Два пути

1

«А вдруг это — она?» — пришло в голову Орленеву. Он сообразил это вечером, сидя у себя дома, после того как положительно успокоил себя, что и вчерашняя выходка Зубова, и сегодняшний разговор компании у Гидля было не что иное, как шутка, и больше ничего.

Но, попав на эту случайную, поразившую его вдруг несуразную мысль, он начал фантазировать.

Она, его лондонская незнакомка, была русская. Если она могла попасть в Лондон, отчего же не быть ей в Петербурге? Было у ней что-то такое, что заставляло ее скрывать свое имя, — значит, и в Петербурге ее могли поселить те, кто заставлял ее скрывать имя, так чтобы она жила вдали центра города, где местопребывание ее могло быть незаметно. Для этого домик у церкви Сампсония был очень подходящим.
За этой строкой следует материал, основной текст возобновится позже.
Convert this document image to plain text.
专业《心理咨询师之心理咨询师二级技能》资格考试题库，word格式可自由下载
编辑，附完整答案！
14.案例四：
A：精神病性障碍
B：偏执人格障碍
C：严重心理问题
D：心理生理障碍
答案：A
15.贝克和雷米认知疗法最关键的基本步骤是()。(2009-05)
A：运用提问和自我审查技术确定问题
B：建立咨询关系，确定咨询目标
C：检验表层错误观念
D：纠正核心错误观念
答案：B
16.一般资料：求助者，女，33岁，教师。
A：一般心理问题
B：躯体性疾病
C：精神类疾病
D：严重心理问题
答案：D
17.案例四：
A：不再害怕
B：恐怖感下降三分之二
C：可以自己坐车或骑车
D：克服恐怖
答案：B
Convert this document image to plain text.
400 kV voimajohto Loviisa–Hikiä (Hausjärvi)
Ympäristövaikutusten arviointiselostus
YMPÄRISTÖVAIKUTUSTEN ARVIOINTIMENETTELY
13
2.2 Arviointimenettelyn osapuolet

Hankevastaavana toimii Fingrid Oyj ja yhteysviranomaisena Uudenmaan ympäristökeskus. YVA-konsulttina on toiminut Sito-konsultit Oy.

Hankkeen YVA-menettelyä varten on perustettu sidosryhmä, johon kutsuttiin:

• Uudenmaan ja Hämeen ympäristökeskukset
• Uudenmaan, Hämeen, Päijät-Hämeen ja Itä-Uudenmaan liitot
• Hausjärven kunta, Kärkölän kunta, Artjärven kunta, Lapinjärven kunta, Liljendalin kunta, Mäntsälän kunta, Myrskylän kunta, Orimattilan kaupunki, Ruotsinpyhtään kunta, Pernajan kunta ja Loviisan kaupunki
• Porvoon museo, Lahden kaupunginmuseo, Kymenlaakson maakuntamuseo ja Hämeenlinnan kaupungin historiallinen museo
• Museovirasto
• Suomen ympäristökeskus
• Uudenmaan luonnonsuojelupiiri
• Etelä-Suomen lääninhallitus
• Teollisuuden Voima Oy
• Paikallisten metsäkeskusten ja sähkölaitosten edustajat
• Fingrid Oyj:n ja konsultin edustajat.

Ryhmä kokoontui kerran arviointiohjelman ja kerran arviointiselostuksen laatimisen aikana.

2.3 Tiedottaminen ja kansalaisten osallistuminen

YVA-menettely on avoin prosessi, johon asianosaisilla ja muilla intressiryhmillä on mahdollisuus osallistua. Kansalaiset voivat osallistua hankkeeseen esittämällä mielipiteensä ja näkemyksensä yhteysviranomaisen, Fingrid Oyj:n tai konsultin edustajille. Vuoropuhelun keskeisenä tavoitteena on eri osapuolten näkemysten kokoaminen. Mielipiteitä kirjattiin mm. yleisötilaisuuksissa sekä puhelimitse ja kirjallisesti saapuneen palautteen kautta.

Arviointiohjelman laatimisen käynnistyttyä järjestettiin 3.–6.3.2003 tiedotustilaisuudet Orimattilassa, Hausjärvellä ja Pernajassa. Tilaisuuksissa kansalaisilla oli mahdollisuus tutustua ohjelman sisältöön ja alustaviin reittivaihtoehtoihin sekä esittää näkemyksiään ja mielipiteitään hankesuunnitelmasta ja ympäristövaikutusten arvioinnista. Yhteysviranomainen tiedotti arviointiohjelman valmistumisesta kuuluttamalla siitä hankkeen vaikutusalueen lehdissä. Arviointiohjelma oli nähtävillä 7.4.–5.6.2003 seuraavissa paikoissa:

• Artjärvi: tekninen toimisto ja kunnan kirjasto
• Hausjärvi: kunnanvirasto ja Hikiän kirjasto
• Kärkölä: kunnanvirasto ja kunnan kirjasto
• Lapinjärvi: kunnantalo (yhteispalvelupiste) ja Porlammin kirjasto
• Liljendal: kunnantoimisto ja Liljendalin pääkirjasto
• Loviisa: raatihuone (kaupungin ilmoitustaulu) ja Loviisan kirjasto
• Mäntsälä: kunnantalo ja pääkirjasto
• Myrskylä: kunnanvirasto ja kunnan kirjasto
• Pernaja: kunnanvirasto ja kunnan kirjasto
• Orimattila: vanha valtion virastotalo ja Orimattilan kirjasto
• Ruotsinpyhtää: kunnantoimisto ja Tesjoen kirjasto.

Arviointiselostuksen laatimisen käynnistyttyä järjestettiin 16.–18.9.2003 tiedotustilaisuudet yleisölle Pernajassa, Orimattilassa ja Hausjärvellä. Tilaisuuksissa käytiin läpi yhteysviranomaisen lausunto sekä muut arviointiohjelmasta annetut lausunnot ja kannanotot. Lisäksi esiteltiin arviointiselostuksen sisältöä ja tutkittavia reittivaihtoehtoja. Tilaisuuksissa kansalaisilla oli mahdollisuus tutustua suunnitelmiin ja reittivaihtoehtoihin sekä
«Боже мой, неужели это правда?»

И так как теперь, о чем бы не думал Орленев, для него все соединилось с «ней» одной, то он все более и более стал утверждаться в своем соображении, совершенно забывая, что по тогдашнему времени, сильно проникнутому духом романтизма, такие явления, как его лондонская встреча, были явлениями почти заурядными.

Но раз, как бы попав на удобную ось, мысли его завертелись в известном направлении, и голова у него закружилась.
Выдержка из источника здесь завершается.